One can see Tarski's distinction between object and meta language as an outgrowth of the use/mention (especially in Russell-Whitehead's context), and it did, arguably, play a role in the early misunderstanding of Gödel's results by Russell, Wittgenstein and Zermelo, see What sources discuss Russell's response to Gödel's incompleteness theorems? That would be as glaring a "vitiation" (of their criticisms) as I can think of, but I doubt a 16 year old would appreciate it. See also What are some non-trivial examples of the use/mention error? for Azzouni's recent example of misunderstanding rigor of mathematical proofs in the literature due to use/mention and object/meta confusions.

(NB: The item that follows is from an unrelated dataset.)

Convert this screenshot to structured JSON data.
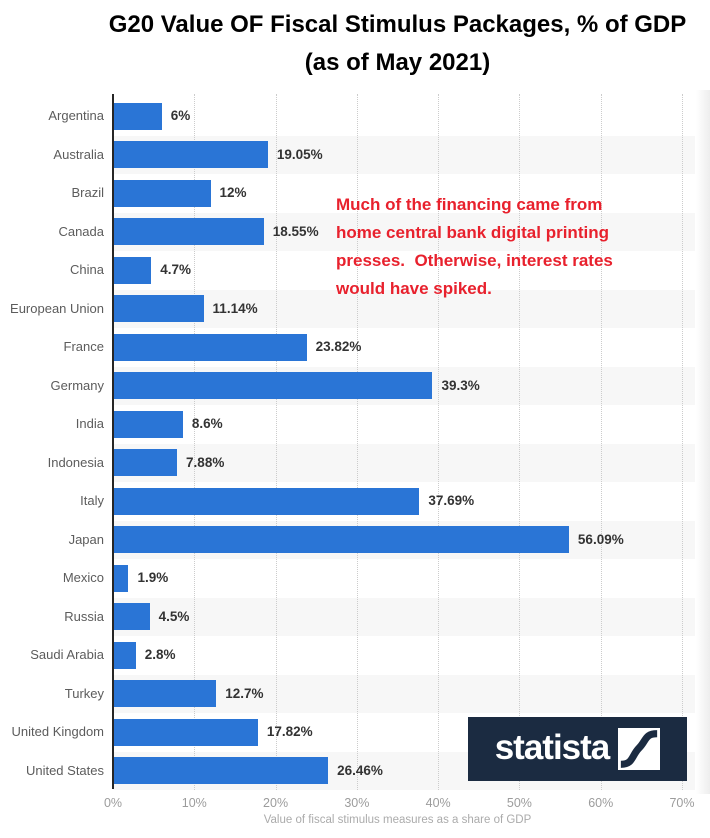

But, like its progenitor, Tarski's distinction came to be seen as artificial as applied to the natural language. Quine's influential student, Davidson, argued that use and mention are naturally mixed to begin with, and questioned the significance ascribed to the distinction altogether, see his Quotation. It remained dubious since, beyond detecting some plain beginner errors. In particular, concerning the double quotation device that Devitt and Sterelny adopt in the book, Davidson confesses:
"My plan was to use single quotation marks when I wanted to
refer to the expression a token of which was within, but double quotation marks when I wanted to use the expression in its usual meaning while at the same time indicating that the word was odd or special ("scare quotes"). I blush to admit that I struggled with this absurd and unworkable formula for a couple of years before it dawned on me that the second category contained the seeds of its own destruction."
As for Quine, in Mathematical Logic §4, the locus classicus on the matter, he restricts the discussion, at most, to logical issues in philosophy of language:
"In the literature on the logic of statements, and in other foundational
studies of mathematics as well, confusion and controversy have resulted from failure to distinguish clearly between an object and its name... But it is primarily in mathematical logic that carelessness over these distinctions is found to have its more serious effects. At the level of the logic of statements, one effect is obliteration of the distinction between predicates of statements and composition of statements — a distinction which will be considered in the next section."
In the next section the culprits identified by name are the same as those named earlier by Leśniewski, Russell and Whitehead in Principia Mathematica. But not even Leśniewski suggested that Principia was thereby "glaringly vitiated". Quine surmises quite the opposite, that the problem does not go "beyond the level of unfortunate exposition and nomenclature":
"In Whitehead and Russell's exposition and terminology the distinction between predicate and statement connective is blurred. The notation '— ⊃ —' is explained indiscriminately in the sense of the truth-functional conditional and in the sense of material implication. It is translated not only thus:
(14) If — then —
but also thus:
(15) If — is true then — is true,
(16) — is false or — is true,
(17) — implies —.
... In all technical developments the expressions which Whitehead and Russell adjoin to the sign '⊃' have the form of statements rather than names. The mere fact of its iteration indeed, e.g. in the manner '— ⊃ (— ⊃ —)', is enough to determine the sign as a statement connective rather than a predicate about statements. In short, the versions (15)-(17) do not operate in Whitehead
and Russell's work beyond the level of unfortunate exposition and nomenclature. The English idiom which '— ⊃ —' supplants in practice is not (15), (16), or (17), but (14)."